The case is obvious: you start two safeties, and the Bears only have one starting-caliber
safety on the roster.
There are other position holes on the team, but none as glaring as safety. At every other position, you at least have an NFL-caliber player ready to start, even if he may not be the strongest player, but you can at least make the argument.
Elijah Hicks has returned to play the S4 role, which is largely a special teams role on this team. Jonathan Owens is no longer here, and he’s been replaced by Cam Lewis, the former Buffalo Bill. Now I haven’t seen a case made, but if someone is out there actually making the case that Lewis is the team’s S2 and not the team’s S3, you can simply skip that person’s opinion as someone who “doesn’t know ball.”
Lewis is the new Jonathan Owens as the team’s S3. I special teams player that can start if needed (Lewis has 14 career starts over 6 years), but not a starting caliber player.
Coby Bryant has been signed as the team’s S1, but they simply don’t have an S2 on the roster. When a hole is that glaring, you simply don’t wait until round 2 or round 3 to fill that hole; you fill it immediately.

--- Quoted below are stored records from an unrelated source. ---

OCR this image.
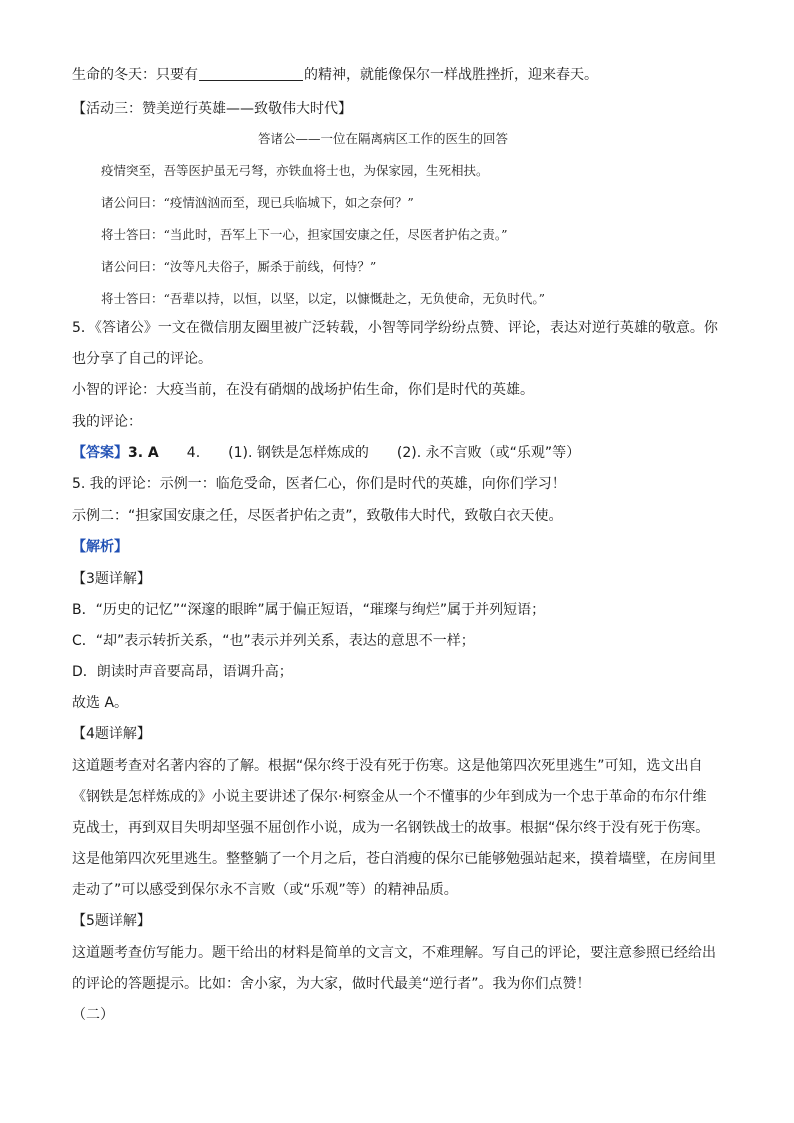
生命的冬天：只要有	的精神，就能像保尔一样战胜挫折，迎来春天。
【活动三：赞美逆行英雄——致敬伟大时代】
答诸公——一位在隔离病区工作的医生的回答
疫情突至，吾等医护虽无弓弩，亦铁血将士也，为保家园，生死相扶。
诸公问曰：“疫情汹汹而至，现已兵临城下，如之奈何？”
将士答曰：“当此时，吾军上下一心，担家国安康之任，尽医者护佑之责。”
诸公问曰：“汝等凡夫俗子，厮杀于前线，何恃？”
将士答曰：“吾辈以持，以恒，以坚，以定，以慷慨赴之，无负使命，无负时代。”
5．《答诸公》一文在微信朋友圈里被广泛转载，小智等同学纷纷点赞、评论，表达对逆行英雄的敬意。你
也分享了自己的评论。
小智的评论：大疫当前，在没有硝烟的战场护佑生命，你们是时代的英雄。
我的评论：
【答案】3. A 4. (1). 钢铁是怎样炼成的 (2). 永不言败（或“乐观”等）
5. 我的评论：示例一：临危受命，医者仁心，你们是时代的英雄，向你们学习！
示例二：“担家国安康之任，尽医者护佑之责”，致敬伟大时代，致敬白衣天使。
【解析】
【3题详解】
B．“历史的记忆”“深邃的眼眸”属于偏正短语，“璀璨与绚烂”属于并列短语；
C．“却”表示转折关系，“也”表示并列关系，表达的意思不一样；
D．朗读时声音要高昂，语调升高；
故选 A。
【4题详解】
这道题考查对名著内容的了解。根据“保尔终于没有死于伤寒。这是他第四次死里逃生”可知，选文出自
《钢铁是怎样炼成的》小说主要讲述了保尔·柯察金从一个不懂事的少年到成为一个忠于革命的布尔什维
克战士，再到双目失明却坚强不屈创作小说，成为一名钢铁战士的故事。根据“保尔终于没有死于伤寒。
这是他第四次死里逃生。整整躺了一个月之后，苍白消瘦的保尔已能够勉强站起来，摸着墙壁，在房间里
走动了”可以感受到保尔永不言败（或“乐观”等）的精神品质。
【5题详解】
这道题考查仿写能力。题干给出的材料是简单的文言文，不难理解。写自己的评论，要注意参照已经给出
的评论的答题提示。比如：舍小家，为大家，做时代最美“逆行者”。我为你们点赞！
（二）
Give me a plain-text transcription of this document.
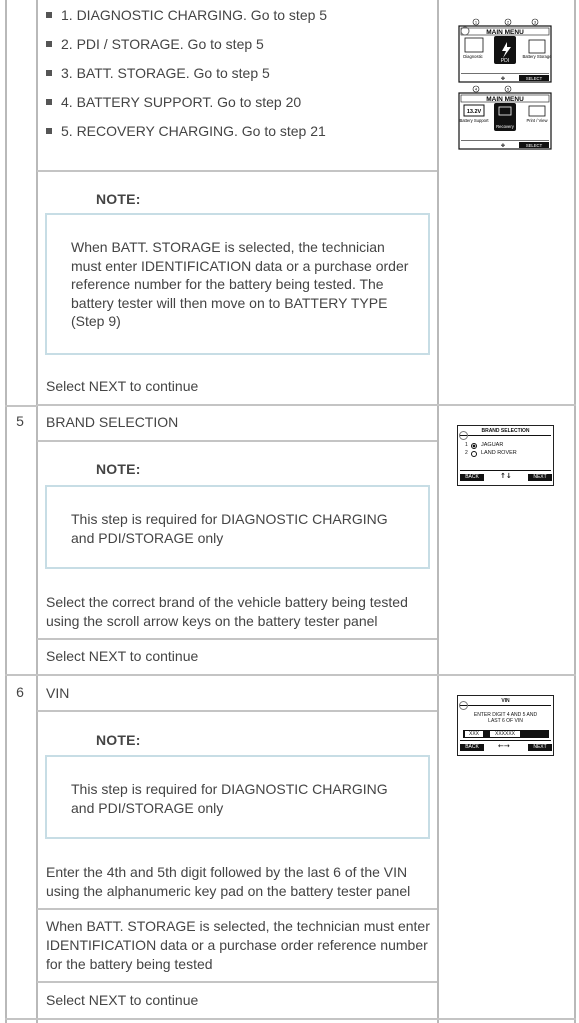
1. DIAGNOSTIC CHARGING. Go to step 5
2. PDI / STORAGE. Go to step 5
3. BATT. STORAGE. Go to step 5
4. BATTERY SUPPORT. Go to step 20
5. RECOVERY CHARGING. Go to step 21
NOTE:
When BATT. STORAGE is selected, the technician must enter IDENTIFICATION data or a purchase order reference number for the battery being tested. The battery tester will then move on to BATTERY TYPE (Step 9)
Select NEXT to continue
1	2	3
4	5
MAIN MENU
Diagnostic
PDI
Battery Storage
SELECT
✥
MAIN MENU
13.2V
Battery Support
Recovery
Print / View
SELECT
✥
5	BRAND SELECTION
NOTE:
This step is required for DIAGNOSTIC CHARGING and PDI/STORAGE only
Select the correct brand of the vehicle battery being tested using the scroll arrow keys on the battery tester panel
Select NEXT to continue
BRAND SELECTION
1 JAGUAR
2 LAND ROVER
BACK	↑↓	NEXT
6	VIN
NOTE:
This step is required for DIAGNOSTIC CHARGING and PDI/STORAGE only
Enter the 4th and 5th digit followed by the last 6 of the VIN using the alphanumeric key pad on the battery tester panel
When BATT. STORAGE is selected, the technician must enter IDENTIFICATION data or a purchase order reference number for the battery being tested
Select NEXT to continue
VIN
ENTER DIGIT 4 AND 5 AND
LAST 6 OF VIN
XXX	XXXXXX
BACK	←→	NEXT
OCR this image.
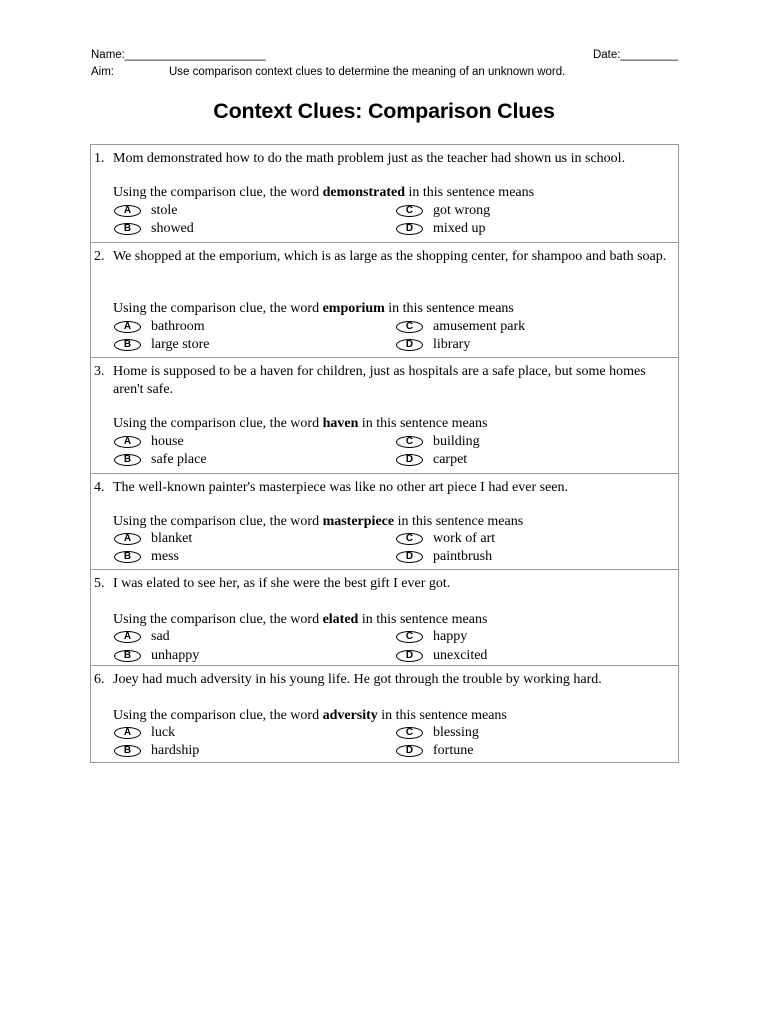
Name:______________________	Date:_________
Aim:	Use comparison context clues to determine the meaning of an unknown word.
Context Clues: Comparison Clues
1. Mom demonstrated how to do the math problem just as the teacher had shown us in school.
Using the comparison clue, the word demonstrated in this sentence means
A	stole
B	showed
C	got wrong
D	mixed up
2. We shopped at the emporium, which is as large as the shopping center, for shampoo and bath soap.
Using the comparison clue, the word emporium in this sentence means
A	bathroom
B	large store
C	amusement park
D	library
3. Home is supposed to be a haven for children, just as hospitals are a safe place, but some homes aren't safe.
Using the comparison clue, the word haven in this sentence means
A	house
B	safe place
C	building
D	carpet
4. The well-known painter's masterpiece was like no other art piece I had ever seen.
Using the comparison clue, the word masterpiece in this sentence means
A	blanket
B	mess
C	work of art
D	paintbrush
5. I was elated to see her, as if she were the best gift I ever got.
Using the comparison clue, the word elated in this sentence means
A	sad
B	unhappy
C	happy
D	unexcited
6. Joey had much adversity in his young life. He got through the trouble by working hard.
Using the comparison clue, the word adversity in this sentence means
A	luck
B	hardship
C	blessing
D	fortune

You don’t know how the draft is going to break, if you decide to go another direction at 25 and decide to wait until 57 to grab your safety, you may be in a position where there is a run on safeties and you can’t grab the one you were hoping for, and, unfortunately for the Bears, when you have a glaring need, you just can’t let the draft come to you, you need to be pro-active.
Luckily for the Bears, three safeties in this draft are considered first-round caliber safeties, which is higher than most drafts. Ohio State’s Caleb Downs, Oregon’s Dillon Thieneman, and Toledo’s Emmanuel McNeil-Warren.
I don’t see any world where Caleb Downs is still available when the Bears are at 25. If Thieneman is there, I think that’s the type of pick that Dennis Allen would slap Ben Johnson, knock over Ryan Poles, and call the pick in himself from the War Room before anyone had a chance to consider anyone else. Thieneman is a great prospect and fits what DA likes to do with his safeties very well. McNeil-Warren may not fit Dennis Allen’s defense as well as Thieneman and doesn’t have the skills that Downs has, but he has the talent to be a very successful player at the NFL level, and the Bears need difference makers on a defense that is sorely missing them right now.
If all three of them are off the board, perhaps the Bears should consider a trade down into the early part of the second round and take a safety there because waiting until 57 with the Bears roster construction is certainly a very risky proposition.